A mail bag with mass 120kg is suspended by a vertical rope 6.0 m long. What horizontal force is necessary to hold the bag in a position displaced sideways 3.0 m from its initial position?
so far, i have come up with the equation of F=mgsin(x) but that is wrong, no angle is in the problem.
thanks for any help!
2007-03-12 09:33:21 · 2 answers · asked by Anonymous in Science & Mathematics ➔ Physics
You do have a geometry in this problem. The geometry is a rope that forms an angle with the vertical. Draw a triangle. The hypoteneuse of the triangle is the length of the rope and is 6.0m. The opposite side from the angle formed by the rope and the vertical is 3.0. From this, you can figure out the angle from vertical to be theta=arcsin(3/6)=0.534 radians or 30 degrees.

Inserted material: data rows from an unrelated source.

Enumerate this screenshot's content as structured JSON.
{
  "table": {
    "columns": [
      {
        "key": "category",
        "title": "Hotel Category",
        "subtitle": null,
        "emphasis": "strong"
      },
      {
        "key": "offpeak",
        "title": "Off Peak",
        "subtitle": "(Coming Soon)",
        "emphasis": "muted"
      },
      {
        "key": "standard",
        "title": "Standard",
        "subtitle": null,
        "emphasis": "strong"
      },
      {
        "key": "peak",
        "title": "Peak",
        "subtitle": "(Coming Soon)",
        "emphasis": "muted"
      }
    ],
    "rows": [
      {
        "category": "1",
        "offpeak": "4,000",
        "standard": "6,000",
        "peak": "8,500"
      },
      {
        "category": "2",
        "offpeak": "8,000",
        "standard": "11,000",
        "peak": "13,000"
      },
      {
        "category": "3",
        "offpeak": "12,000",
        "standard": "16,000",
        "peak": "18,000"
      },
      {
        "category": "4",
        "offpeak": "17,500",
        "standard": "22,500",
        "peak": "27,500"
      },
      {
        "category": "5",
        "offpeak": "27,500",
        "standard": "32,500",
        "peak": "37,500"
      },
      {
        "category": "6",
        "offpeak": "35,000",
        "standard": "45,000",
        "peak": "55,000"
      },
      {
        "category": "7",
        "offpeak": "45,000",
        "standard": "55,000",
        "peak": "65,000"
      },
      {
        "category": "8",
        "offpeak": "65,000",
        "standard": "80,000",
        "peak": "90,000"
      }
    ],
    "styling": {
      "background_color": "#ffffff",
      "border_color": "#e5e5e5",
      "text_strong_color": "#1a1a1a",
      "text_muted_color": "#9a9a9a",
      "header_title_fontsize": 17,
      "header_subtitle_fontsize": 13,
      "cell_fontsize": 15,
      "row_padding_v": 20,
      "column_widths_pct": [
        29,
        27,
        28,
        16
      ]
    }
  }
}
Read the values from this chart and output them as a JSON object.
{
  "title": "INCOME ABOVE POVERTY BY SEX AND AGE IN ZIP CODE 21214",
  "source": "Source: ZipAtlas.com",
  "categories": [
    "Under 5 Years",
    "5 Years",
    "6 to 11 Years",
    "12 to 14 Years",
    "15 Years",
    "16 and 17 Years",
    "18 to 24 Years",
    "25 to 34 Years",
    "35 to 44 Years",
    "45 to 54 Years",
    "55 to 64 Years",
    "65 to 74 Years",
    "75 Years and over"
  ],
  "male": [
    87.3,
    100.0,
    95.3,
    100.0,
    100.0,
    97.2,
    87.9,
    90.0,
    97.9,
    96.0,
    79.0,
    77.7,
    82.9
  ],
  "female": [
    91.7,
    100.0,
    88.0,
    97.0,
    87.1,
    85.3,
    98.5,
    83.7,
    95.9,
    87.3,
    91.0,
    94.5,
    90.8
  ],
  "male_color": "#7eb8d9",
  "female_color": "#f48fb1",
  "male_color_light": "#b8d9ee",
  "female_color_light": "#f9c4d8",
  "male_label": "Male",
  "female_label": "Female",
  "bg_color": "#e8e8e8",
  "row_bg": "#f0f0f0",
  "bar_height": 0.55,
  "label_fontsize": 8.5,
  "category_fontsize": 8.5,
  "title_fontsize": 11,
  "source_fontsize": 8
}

Now you balance forces. Force from gravity will act downward at the end of the rope and is equal to F_mailweight=120kg*9.8m/s^2=1176N in magnitude. The only vertical force to balance this is the tension in the rope. So you figure out the tension in the rope T=F_mailweight/cos(theta). You now have tension in the rope. The only thing left to do is to figure out what horizontal force that must be applied to counteract the horizonal component of the tension in the rope.
F_horizontal=T*sin(theta)=F_mailweight*tan(theta)
Now you have the force that must be applied horizontally in order to hold this mail bag out stationary at 3m side ways from a 6m rope. Put numbers into the equations and punch it through the calculator and you'll get the number.
2007-03-12 10:06:12 · answer #1 · answered by Elisa 4 · 0⤊ 0⤋
you would have to view this sideways, bag to the right, to get the geometry. Then the displacement 3 m gives a sine of (3 m divided by radius 6 m (rope length)) so the sine is .5
So the force is 120kg *.5 = 60 kg to hold it out 3 M.
2007-03-12 16:45:42 · answer #2 · answered by Gypsy Doctor 4 · 0⤊ 0⤋